Libri di Federico Ciavattone
Bibliografia di Federico Ciavattone: tutti i libri in vendita online editi da Archivio Storia
Cefalonia 1941. Il primo lancio di guerra dei paracadutisti italiani Ciavattone Federico Dechigi Cristiano Maria - Archivio Storia, 2025 - Obiettivi
Un saggio scientifico che ricostruisce dettagliatamente il primo lancio di guerra eseguito dai Paracadutisti italiani nel lancio di Cefalonia e nelle operazioni di sbarco sulle isole di Zante e Itaca. Gli autori, attraverso l'utilizzo di documentazione in parte inedita, ricostruiscono le vicende della 5° Compagnia del II° Battaglione Paracadutisti e del Comando di Battaglione e -focalizzando l'analisi sulle fasi di preparazione, di esecuzione e sull'utilizzo dei materiali e degli armamenti e dei mezzi di trasporto - esaminano gli errori commessi ed i potenziali ammaestramenti che potevano essere tratti da quella prima operazione con aviotruppe.

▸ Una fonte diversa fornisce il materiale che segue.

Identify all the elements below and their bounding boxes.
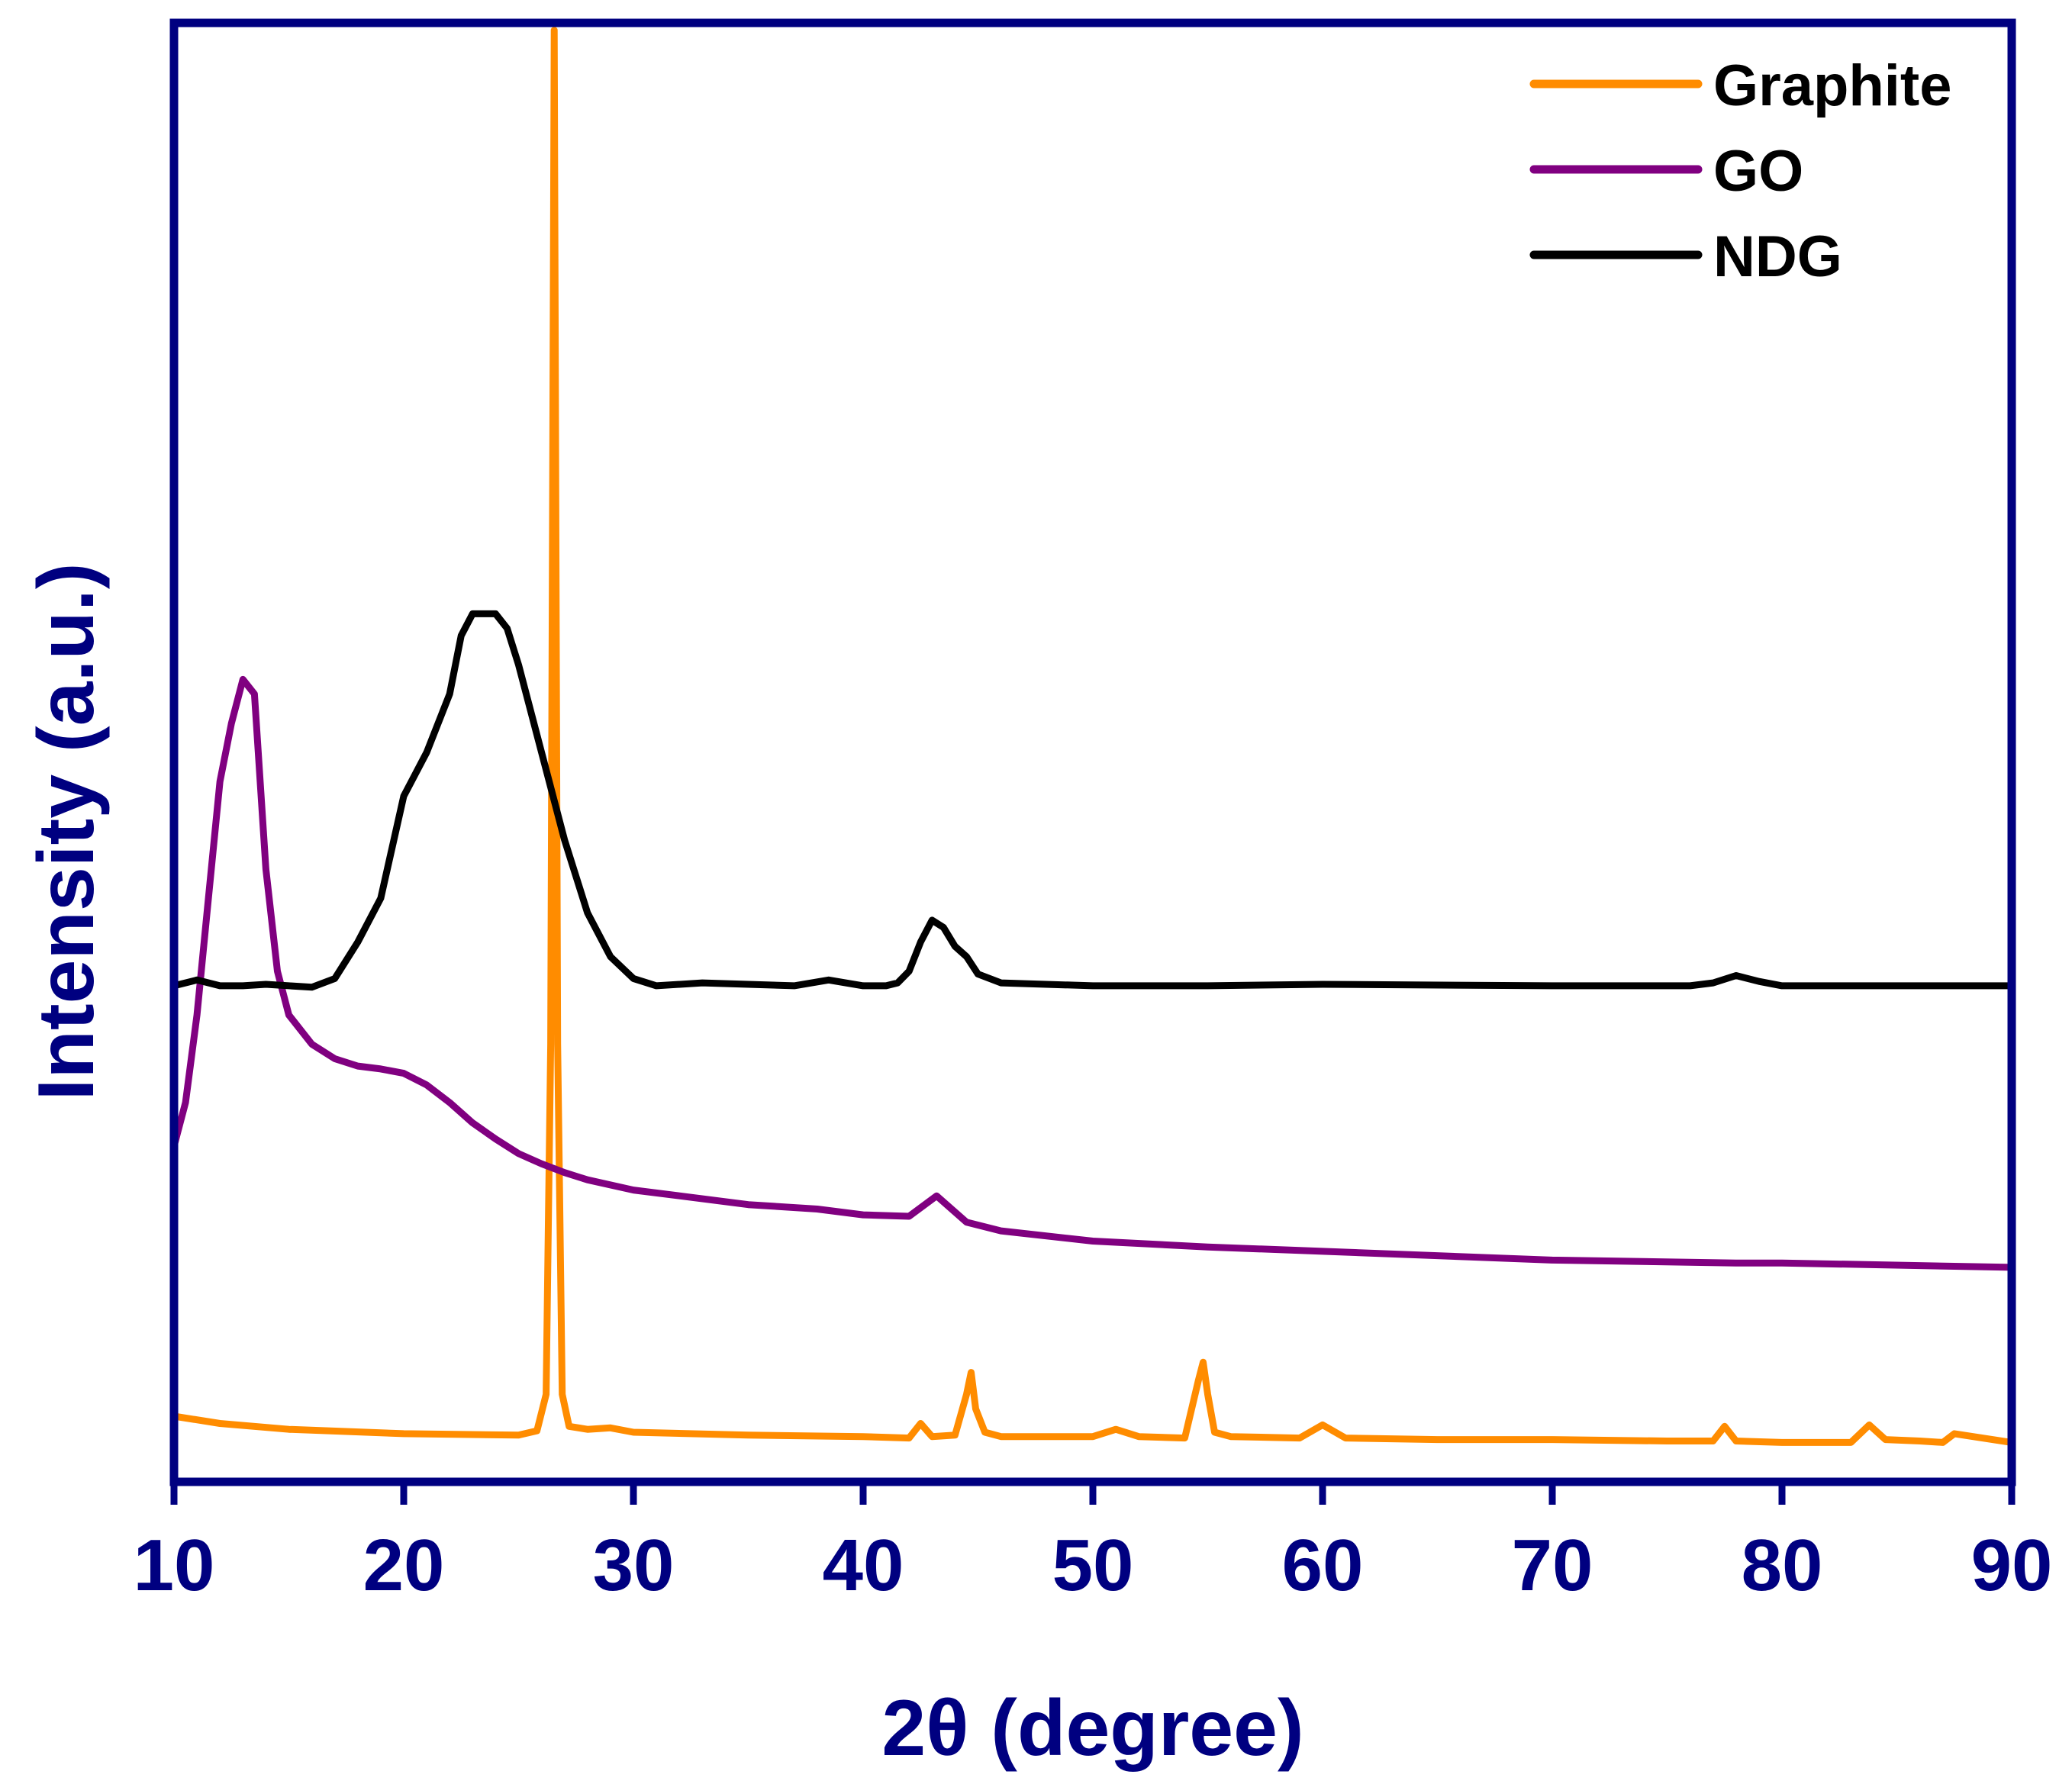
x-tick-label: 80	[1742, 1525, 1823, 1606]
x-ticks: 10 20 30 40 50 60 70 80 90	[134, 1482, 2053, 1606]
x-axis-title: 2θ (degree)	[881, 1684, 1303, 1773]
series-layer	[170, 27, 2016, 1446]
x-tick-label: 70	[1512, 1525, 1593, 1606]
legend-label-graphite: Graphite	[1713, 53, 1952, 118]
x-tick-label: 40	[823, 1525, 904, 1606]
x-tick-label: 50	[1052, 1525, 1134, 1606]
x-tick-label: 30	[593, 1525, 675, 1606]
series-line-go	[170, 675, 2016, 1271]
series-line-ndg	[170, 610, 2016, 991]
x-tick-label: 20	[363, 1525, 445, 1606]
legend-label-ndg: NDG	[1713, 224, 1842, 289]
x-tick-label: 60	[1282, 1525, 1364, 1606]
series-line-graphite	[170, 27, 2016, 1446]
legend: Graphite GO NDG	[1529, 53, 1952, 289]
y-axis-title: Intensity (a.u.)	[22, 563, 111, 1101]
x-tick-label: 90	[1971, 1525, 2053, 1606]
x-tick-label: 10	[134, 1525, 215, 1606]
legend-label-go: GO	[1713, 139, 1803, 204]
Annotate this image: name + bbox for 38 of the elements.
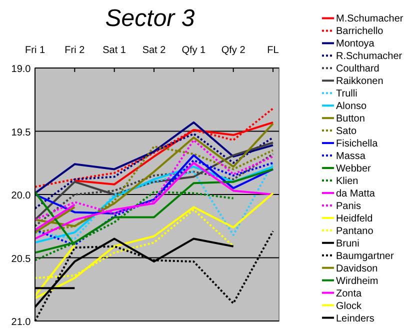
x-tick-label: Qfy 2 [221,45,246,56]
x-tick-label: Fri 1 [25,45,46,56]
x-tick-label: FL [267,45,280,56]
legend-label: da Matta [336,188,376,200]
legend-label: Bruni [336,238,360,250]
legend-label: Massa [336,151,366,162]
legend-label: Zonta [336,288,362,300]
legend-label: R.Schumacher [336,51,403,62]
y-tick-label: 20.0 [11,190,32,202]
chart-title: Sector 3 [105,5,196,32]
x-tick-label: Fri 2 [64,45,86,56]
legend-label: M.Schumacher [336,14,404,25]
legend-label: Barrichello [336,26,384,38]
legend-label: Raikkonen [336,76,384,88]
legend-label: Wirdheim [336,276,378,287]
legend-label: Davidson [336,263,378,274]
legend-label: Pantano [336,226,374,237]
x-tick-label: Qfy 1 [182,45,206,56]
legend-label: Button [336,114,365,125]
legend-label: Panis [336,200,362,212]
legend-label: Leinders [336,313,374,324]
legend-label: Klien [336,176,358,187]
legend-label: Sato [336,126,358,138]
x-tick-label: Sat 2 [142,45,166,56]
legend-label: Webber [336,164,372,174]
legend-label: Trulli [336,88,358,100]
legend-label: Glock [336,300,363,312]
legend-label: Montoya [336,38,375,50]
y-tick-label: 19.5 [11,127,32,138]
legend-label: Baumgartner [336,250,394,262]
y-tick-label: 21.0 [11,317,32,328]
y-tick-label: 20.5 [11,254,32,265]
legend-label: Fisichella [336,138,378,150]
legend-label: Alonso [336,101,368,112]
legend-label: Coulthard [336,64,380,75]
y-tick-label: 19.0 [11,64,32,75]
x-tick-label: Sat 1 [102,45,126,56]
legend-label: Heidfeld [336,213,373,224]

Arditi in Sicilia. Il X reggimento nella campagna di Sicilia. Luglio-agosto 1943 Ciavattone Federico - Archivio Storia, 2021 - Obiettivi
Un saggio scientifico che ricostruisce dettagliatamente le vicende dei reparti del X Reggimento Arditi nella Campagna di Sicilia, tra il luglio e l'agosto 1943. Partendo dalla genesi del Reggimento, la monografia si sviluppa analizzando le vicende del II° Battaglione Arditi (al comando del Maggiore Vito Marcianò e protagonista della Campagna di Sicilia) e delle Pattuglie Camionettisti, Paracadusti e Nuotatori del X Reggimento, rilasciate alle spalle delle truppe Alleate per eseguire rapide incursioni ed azioni di sabotaggio. L'autore, utilizzando la prospettiva del X Reggimento Arditi, prende in esame le vicende del reparto (dalla costituzione all'armistizio), l'addestramento, l'equipaggiamento ed i mezzi in dotazione, le operazioni nel corso della Battaglia di Sicilia, la ritirata oltre lo Stretto di Messina. Sin dalle prime ore dell'Operazione Husky, il II° Battaglione Arditi e le Pattuglie Sabotatori furono impegnate nel contrastare gli Alleati, in prima linea e nelle retrovie. Il saggio è completato da un Appendice (I luoghi del X Reggimento Arditi. Proposte per un Battlefield Tour) curato da Marco Gimmillaro.
Paracadutisti dopo El Alamein Ciavattone Federico Dechigi Cristiano Maria Di Martino Basilio - Archivio Storia, 2026 - Obiettivi
Dopo la Battaglia di El Alamein, dell'ottobre-novembre 1942, la presenza dei paracadutisti italiani in Africa settentrionale non si esaurì. Le aviotruppe, infatti, continuarono ad essere protagoniste dei combattimenti, sia contro l'8° Armata Britannica che contro la 5° Armata Americana sino al maggio 1943. I superstiti della Divisione "Folgore", una volta riorganizzati, andarono a formare il CCLXXXV Battaglione Paracadutisti che combatté sulla Linea Mareth, sulla Linea Enfideville e a Takrouna. Nell'ottobre 1942, inoltre, arrivò in Tunisia il Battaglione Paracadutisti della Regia Areonautica che, tra il 21 ed il 23 novembre, fu impegnato contro gli anglo-americani a Gebel Abiod, a ridosso del confine tra Tunisia ed Algeria. Successivamente, nel gennaio 1943, giunse anche il comando del 1° Reggimento d'Assalto "Amedo d'Aosta" della Regia Areonautica che, pur modificato più volte nella struttura, fu presente fino all'ultimo giorno cedendo le armi solo con la resa finale.